元日本テレビアナウンサーの多昌博志(たしょう・ひろし)さんが7日、多発肝腫瘍のため神奈川県内の病院で死去した。63歳。葬儀は近親者のみで執り行われる。

 はつらつとした声と的確な描写でスポーツ中継を支え、1993年の巨人・松井秀喜のプロ初本塁打では「ライトへ、ライトへ!」と伝えたことで広く知られた。

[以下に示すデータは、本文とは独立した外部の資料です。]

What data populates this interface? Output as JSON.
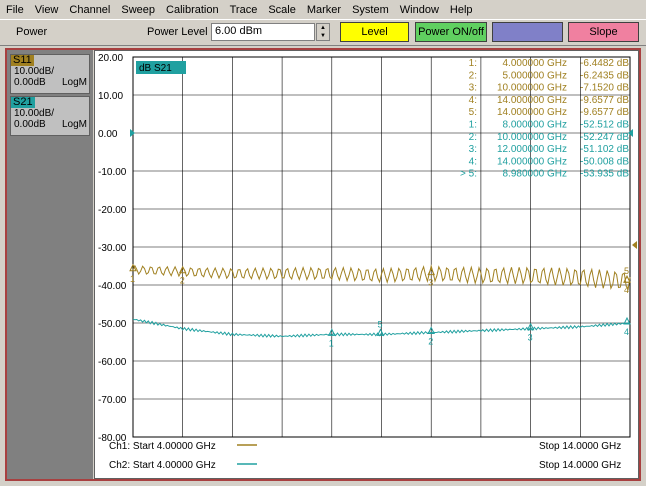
{
  "menu": [
    "File",
    "View",
    "Channel",
    "Sweep",
    "Calibration",
    "Trace",
    "Scale",
    "Marker",
    "System",
    "Window",
    "Help"
  ],
  "toolbar": {
    "mode": "Power",
    "power_label": "Power Level",
    "power_value": "6.00 dBm",
    "level_btn": "Level",
    "power_onoff_btn": "Power ON/off",
    "slope_btn": "Slope"
  },
  "colors": {
    "s11": "#a08020",
    "s21": "#20a0a0",
    "level": "#ffff00",
    "power": "#60d060",
    "blank": "#8080c8",
    "slope": "#f080a0"
  },
  "traces": [
    {
      "name": "S11",
      "scale": "10.00dB/",
      "ref": "0.00dB",
      "format": "LogM"
    },
    {
      "name": "S21",
      "scale": "10.00dB/",
      "ref": "0.00dB",
      "format": "LogM"
    }
  ],
  "plot": {
    "active_label": "dB S21",
    "y_ticks": [
      "20.00",
      "10.00",
      "0.00",
      "-10.00",
      "-20.00",
      "-30.00",
      "-40.00",
      "-50.00",
      "-60.00",
      "-70.00",
      "-80.00"
    ],
    "ylim": [
      -80,
      20
    ],
    "xlim": [
      4.0,
      14.0
    ]
  },
  "markers_s11": [
    {
      "id": "1:",
      "freq": "4.000000 GHz",
      "val": "-6.4482 dB"
    },
    {
      "id": "2:",
      "freq": "5.000000 GHz",
      "val": "-6.2435 dB"
    },
    {
      "id": "3:",
      "freq": "10.000000 GHz",
      "val": "-7.1520 dB"
    },
    {
      "id": "4:",
      "freq": "14.000000 GHz",
      "val": "-9.6577 dB"
    },
    {
      "id": "5:",
      "freq": "14.000000 GHz",
      "val": "-9.6577 dB"
    }
  ],
  "markers_s21": [
    {
      "id": "1:",
      "freq": "8.000000 GHz",
      "val": "-52.512 dB"
    },
    {
      "id": "2:",
      "freq": "10.000000 GHz",
      "val": "-52.247 dB"
    },
    {
      "id": "3:",
      "freq": "12.000000 GHz",
      "val": "-51.102 dB"
    },
    {
      "id": "4:",
      "freq": "14.000000 GHz",
      "val": "-50.008 dB"
    },
    {
      "id": "> 5:",
      "freq": "8.980000 GHz",
      "val": "-53.935 dB"
    }
  ],
  "chart_data": {
    "type": "line",
    "x_unit": "GHz",
    "ylim": [
      -80,
      20
    ],
    "xlim": [
      4.0,
      14.0
    ],
    "series": [
      {
        "name": "S11",
        "x": [
          4,
          5,
          6,
          7,
          8,
          9,
          10,
          11,
          12,
          13,
          14
        ],
        "values": [
          -36,
          -36.5,
          -37,
          -37,
          -37,
          -37.5,
          -37,
          -37.5,
          -37.5,
          -38,
          -39
        ]
      },
      {
        "name": "S21",
        "x": [
          4,
          5,
          6,
          7,
          8,
          9,
          10,
          11,
          12,
          13,
          14
        ],
        "values": [
          -49,
          -51.5,
          -53,
          -53.5,
          -53,
          -53,
          -52.5,
          -52,
          -51.5,
          -51,
          -50
        ]
      }
    ],
    "s11_markers": [
      {
        "label": "1",
        "x": 4.0
      },
      {
        "label": "2",
        "x": 5.0
      },
      {
        "label": "3",
        "x": 10.0
      },
      {
        "label": "4",
        "x": 14.0
      },
      {
        "label": "5",
        "x": 14.0
      }
    ],
    "s21_markers": [
      {
        "label": "1",
        "x": 8.0
      },
      {
        "label": "2",
        "x": 10.0
      },
      {
        "label": "3",
        "x": 12.0
      },
      {
        "label": "4",
        "x": 14.0
      },
      {
        "label": "5",
        "x": 8.98
      }
    ]
  },
  "footer": {
    "ch1_start": "Ch1: Start  4.00000 GHz",
    "ch1_stop": "Stop  14.0000 GHz",
    "ch2_start": "Ch2: Start  4.00000 GHz",
    "ch2_stop": "Stop  14.0000 GHz"
  }
}
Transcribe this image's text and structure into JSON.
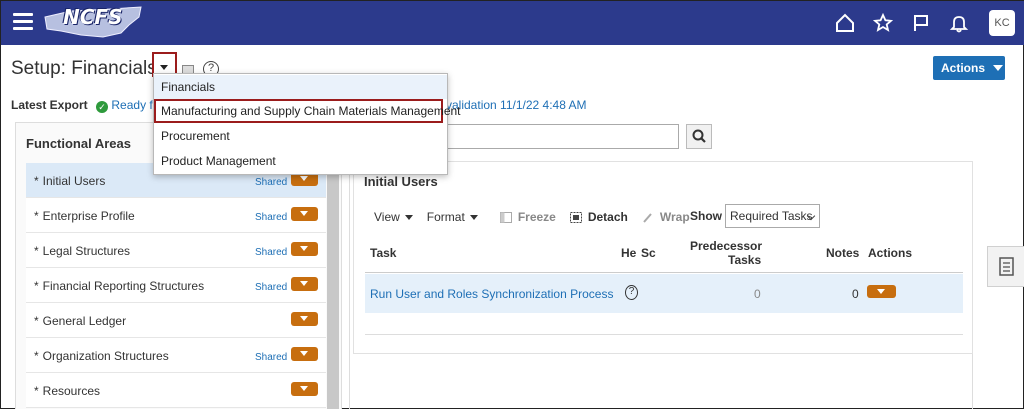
{
  "header": {
    "logo_text": "NCFS",
    "avatar_initials": "KC",
    "colors": {
      "bar": "#2c3a8c",
      "accent": "#1e6fb5",
      "menu_button": "#c76e0f",
      "highlight_border": "#9b1c1c"
    }
  },
  "page": {
    "title": "Setup: Financials",
    "actions_label": "Actions"
  },
  "export": {
    "label": "Latest Export",
    "status": "Ready for",
    "validation": "validation 11/1/22 4:48 AM"
  },
  "functional_areas": {
    "title": "Functional Areas",
    "items": [
      {
        "label": "Initial Users",
        "shared": "Shared",
        "selected": true
      },
      {
        "label": "Enterprise Profile",
        "shared": "Shared"
      },
      {
        "label": "Legal Structures",
        "shared": "Shared"
      },
      {
        "label": "Financial Reporting Structures",
        "shared": "Shared"
      },
      {
        "label": "General Ledger",
        "shared": ""
      },
      {
        "label": "Organization Structures",
        "shared": "Shared"
      },
      {
        "label": "Resources",
        "shared": ""
      }
    ]
  },
  "offering_dropdown": {
    "options": [
      "Financials",
      "Manufacturing and Supply Chain Materials Management",
      "Procurement",
      "Product Management"
    ],
    "highlighted_index": 1
  },
  "main": {
    "card_title": "Initial Users",
    "toolbar": {
      "view": "View",
      "format": "Format",
      "freeze": "Freeze",
      "detach": "Detach",
      "wrap": "Wrap",
      "show_label": "Show",
      "show_value": "Required Tasks"
    },
    "table": {
      "columns": {
        "task": "Task",
        "help": "He",
        "scope": "Sc",
        "predecessor_1": "Predecessor",
        "predecessor_2": "Tasks",
        "notes": "Notes",
        "actions": "Actions"
      },
      "rows": [
        {
          "task": "Run User and Roles Synchronization Process",
          "predecessor": "0",
          "notes": "0"
        }
      ]
    }
  }
}
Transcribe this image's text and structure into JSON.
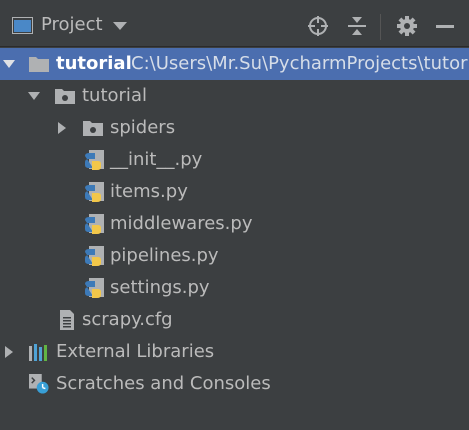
{
  "toolbar": {
    "title": "Project"
  },
  "tree": {
    "root": {
      "name": "tutorial",
      "path": "C:\\Users\\Mr.Su\\PycharmProjects\\tutorial"
    },
    "package": {
      "name": "tutorial"
    },
    "spiders": {
      "name": "spiders"
    },
    "files": [
      {
        "name": "__init__.py"
      },
      {
        "name": "items.py"
      },
      {
        "name": "middlewares.py"
      },
      {
        "name": "pipelines.py"
      },
      {
        "name": "settings.py"
      }
    ],
    "cfg": {
      "name": "scrapy.cfg"
    },
    "external": {
      "name": "External Libraries"
    },
    "scratches": {
      "name": "Scratches and Consoles"
    }
  },
  "colors": {
    "background": "#3c3f41",
    "selection": "#4b6eaf",
    "text": "#bbbbbb"
  }
}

 中央大学卒業後の1985年に日本テレビへ入社。プロ野球やサッカー、箱根駅伝など数々の名場面を伝え、長嶋茂雄監督の勇退試合でもマイクを握った。2003年以降は営業部門などを経て後進育成にも尽力し、近年は日テレ学院の学院長として若手アナウンサーの指導にあたっていた。

 関係者によると、3月下旬から体調を崩し入院。回復を目指していたが帰らぬ人となった。

 多昌さんと親交があったTBS出身で現WOWOWの柄沢晃弘アナウンサーは取材に「勉強熱心で、早くから資料整理にパソコンを取り入れていた。日本シリーズ前にはパ・リーグの知識を教えてほしいと謙虚に学ぶ姿勢が印象的だった」と振り返り、「安らかに」と故人を悼んだ。

 多昌さんの高校後輩も「若い頃から健康管理や筋力トレーニングにも熱心だっただけに衝撃が大きい。つい先日も家族の節目を祝うやり取りをしていたばかりで、あまりにも急で悲しい」と無念さを語った。

 突然の訃報に、関係者やファンの間には深い悲しみが広がっている――。